Water and Cleaning

Cleaning professionals might be surprised to realize they are also wasting thousands of liters of water annually without even realizing it simply by diluting chemicals. Manually diluting cleaning chemicals with water invariably results in water waste, including water released from the tap that is not used in the dilution process and water that overflows while mixing.

To address this waste, auto-dilution systems, once found only in large facilities, should be used in all types of facilities, both large and small. Not only do they accurately mix just the right amount of chemical with water, they ensure that just the right amount of water is used as well, eliminating waste. These systems make fixing this issue quite easy, and can also enhance cleaning efficacy and safety.

Other areas where water usage can be more efficient—or eliminated entirely—include:

Commercial kitchen floor care. The traditional method of hosing down kitchen floors uses about 10 gallons of water per minute. That is no longer sustainable. Mopping is not an ideal cleaning method either, since it can spread contaminants as the mop is used. One alternative is the use of trolley bucket systems that dispense water directly onto the floor. These systems keep the cleaning solution fresh, and they often make use of brushes to “deck down” the floor, providing the agitation necessary to remove grease and soils that can then be squeegeed into floor drains.
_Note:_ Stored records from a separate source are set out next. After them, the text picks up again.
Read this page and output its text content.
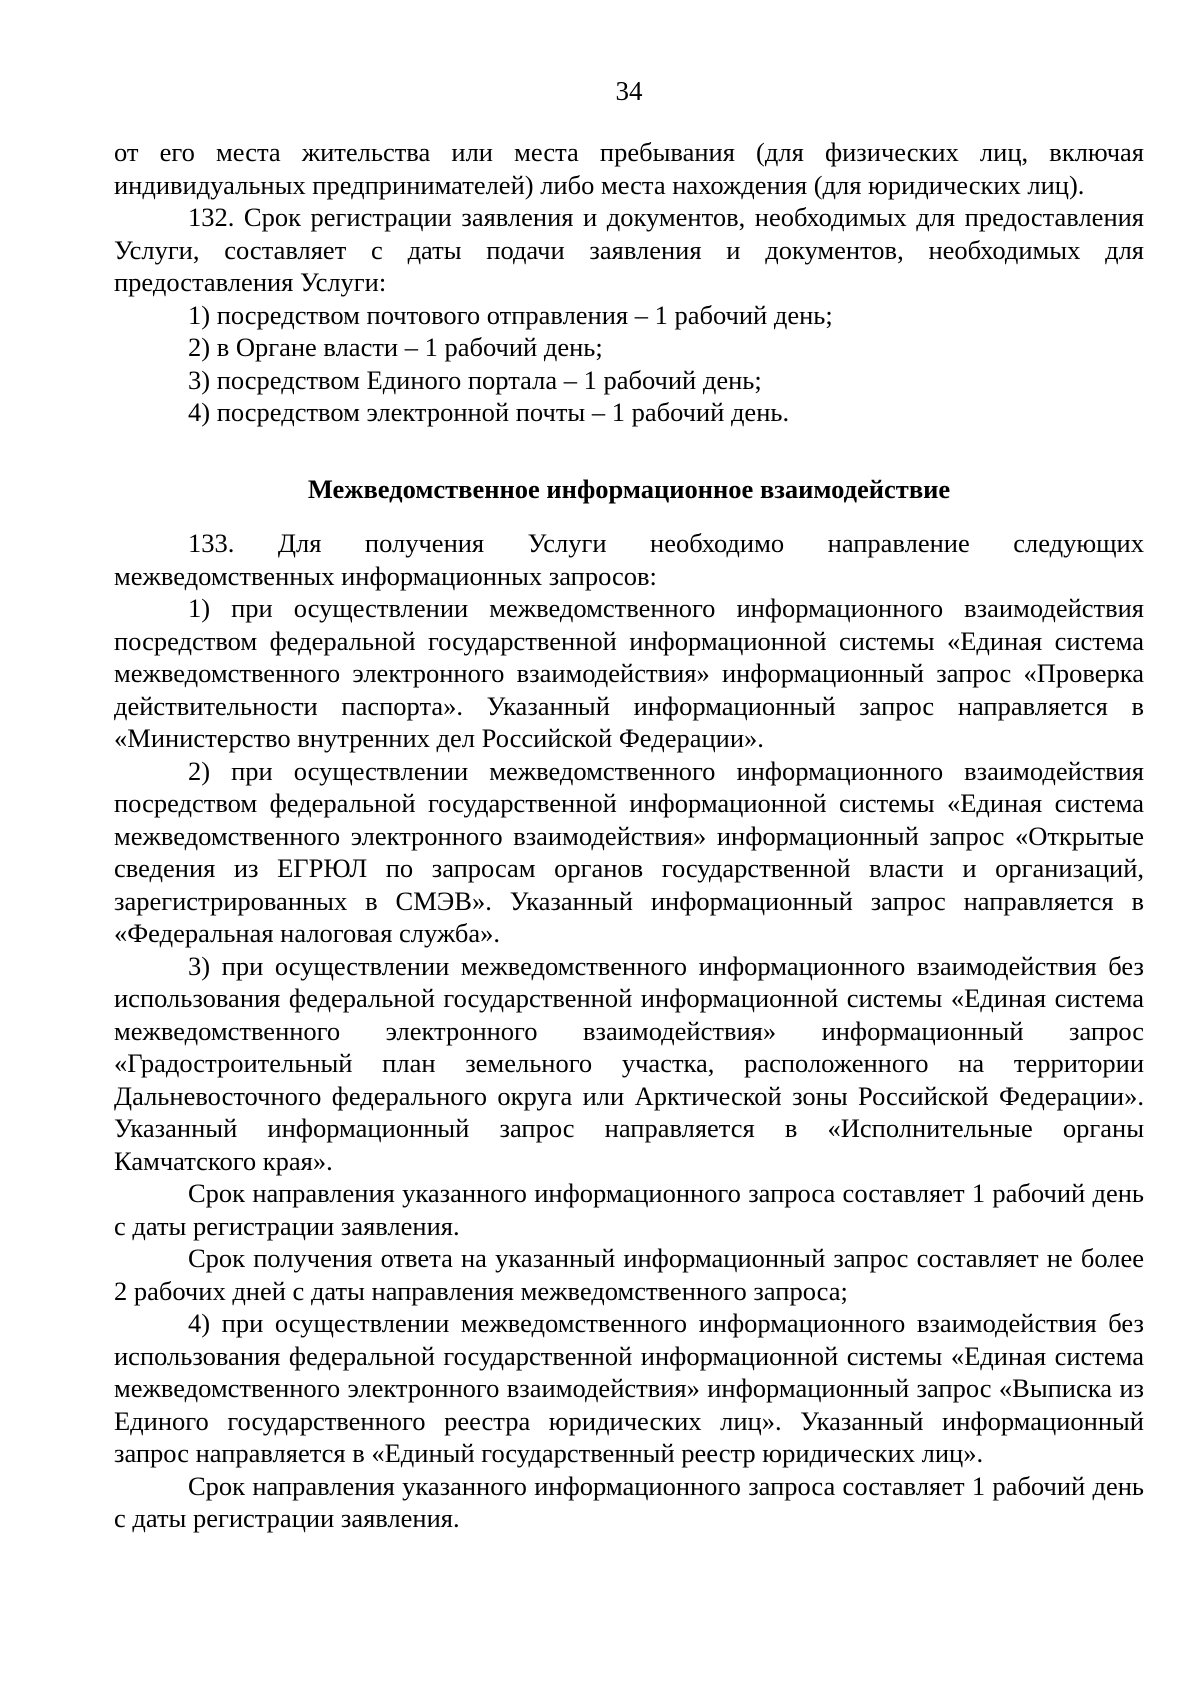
34

от его места жительства или места пребывания (для физических лиц, включая индивидуальных предпринимателей) либо места нахождения (для юридических лиц).

132. Срок регистрации заявления и документов, необходимых для предоставления Услуги, составляет с даты подачи заявления и документов, необходимых для предоставления Услуги:

1) посредством почтового отправления – 1 рабочий день;

2) в Органе власти – 1 рабочий день;

3) посредством Единого портала – 1 рабочий день;

4) посредством электронной почты – 1 рабочий день.

Межведомственное информационное взаимодействие

133. Для получения Услуги необходимо направление следующих межведомственных информационных запросов:

1) при осуществлении межведомственного информационного взаимодействия посредством федеральной государственной информационной системы «Единая система межведомственного электронного взаимодействия» информационный запрос «Проверка действительности паспорта». Указанный информационный запрос направляется в «Министерство внутренних дел Российской Федерации».

2) при осуществлении межведомственного информационного взаимодействия посредством федеральной государственной информационной системы «Единая система межведомственного электронного взаимодействия» информационный запрос «Открытые сведения из ЕГРЮЛ по запросам органов государственной власти и организаций, зарегистрированных в СМЭВ». Указанный информационный запрос направляется в «Федеральная налоговая служба».

3) при осуществлении межведомственного информационного взаимодействия без использования федеральной государственной информационной системы «Единая система межведомственного электронного взаимодействия» информационный запрос «Градостроительный план земельного участка, расположенного на территории Дальневосточного федерального округа или Арктической зоны Российской Федерации». Указанный информационный запрос направляется в «Исполнительные органы Камчатского края».

Срок направления указанного информационного запроса составляет 1 рабочий день с даты регистрации заявления.

Срок получения ответа на указанный информационный запрос составляет не более 2 рабочих дней с даты направления межведомственного запроса;

4) при осуществлении межведомственного информационного взаимодействия без использования федеральной государственной информационной системы «Единая система межведомственного электронного взаимодействия» информационный запрос «Выписка из Единого государственного реестра юридических лиц». Указанный информационный запрос направляется в «Единый государственный реестр юридических лиц».

Срок направления указанного информационного запроса составляет 1 рабочий день с даты регистрации заявления.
Hard surface floor care. Newer automatic scrubbers have been reengineered to use less water than older systems. Selecting newer equipment therefore reduces the amount of water used for cleaning. Cleaning professionals should also consider cylindrical floor machines, which use brushes instead of rotary pads. These brushes do more of the “leg work,” so less water and chemical are generally needed.
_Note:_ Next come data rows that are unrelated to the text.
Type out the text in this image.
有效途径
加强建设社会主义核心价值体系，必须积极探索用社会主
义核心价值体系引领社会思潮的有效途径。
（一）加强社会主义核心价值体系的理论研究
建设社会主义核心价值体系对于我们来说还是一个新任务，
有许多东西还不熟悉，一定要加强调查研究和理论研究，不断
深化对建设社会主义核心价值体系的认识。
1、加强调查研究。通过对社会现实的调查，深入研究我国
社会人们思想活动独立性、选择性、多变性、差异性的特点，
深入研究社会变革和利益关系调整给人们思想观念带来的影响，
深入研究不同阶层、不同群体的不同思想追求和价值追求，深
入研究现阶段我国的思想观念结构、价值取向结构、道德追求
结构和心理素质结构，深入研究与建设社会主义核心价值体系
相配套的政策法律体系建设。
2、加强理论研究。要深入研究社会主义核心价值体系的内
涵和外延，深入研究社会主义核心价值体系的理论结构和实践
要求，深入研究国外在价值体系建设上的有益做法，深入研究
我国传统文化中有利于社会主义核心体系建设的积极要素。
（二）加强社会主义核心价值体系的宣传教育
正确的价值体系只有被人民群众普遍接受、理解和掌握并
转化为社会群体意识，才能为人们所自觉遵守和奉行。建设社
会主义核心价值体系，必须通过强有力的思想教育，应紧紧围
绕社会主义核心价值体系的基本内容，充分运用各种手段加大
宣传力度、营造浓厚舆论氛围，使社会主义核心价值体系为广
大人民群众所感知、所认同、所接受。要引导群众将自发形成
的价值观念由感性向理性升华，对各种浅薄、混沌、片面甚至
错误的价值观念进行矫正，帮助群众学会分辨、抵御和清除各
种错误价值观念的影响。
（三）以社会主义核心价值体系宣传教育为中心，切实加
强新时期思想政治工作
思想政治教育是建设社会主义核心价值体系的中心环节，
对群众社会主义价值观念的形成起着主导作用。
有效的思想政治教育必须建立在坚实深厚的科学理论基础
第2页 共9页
Carpet care. More water is used in carpet care than in any other cleaning task—as much as 1.5 gallons of water per minute if using a portable machine. Selecting a more advanced, low-moisture extractor will reduce this water consumption to less than a gallon per minute. But the two most essential keys to reducing the amount of water used in carpet care is to clean carpets only when needed, rather than on a set schedule, and to use interim carpet cleaning methods such as dry and bonnet cleaning more frequently. In one North American hospital, for example, the carpet cleaning routine includes using a dry encapsulation method twice as often as the extraction method. This cuts water consumption for this task by two-thirds.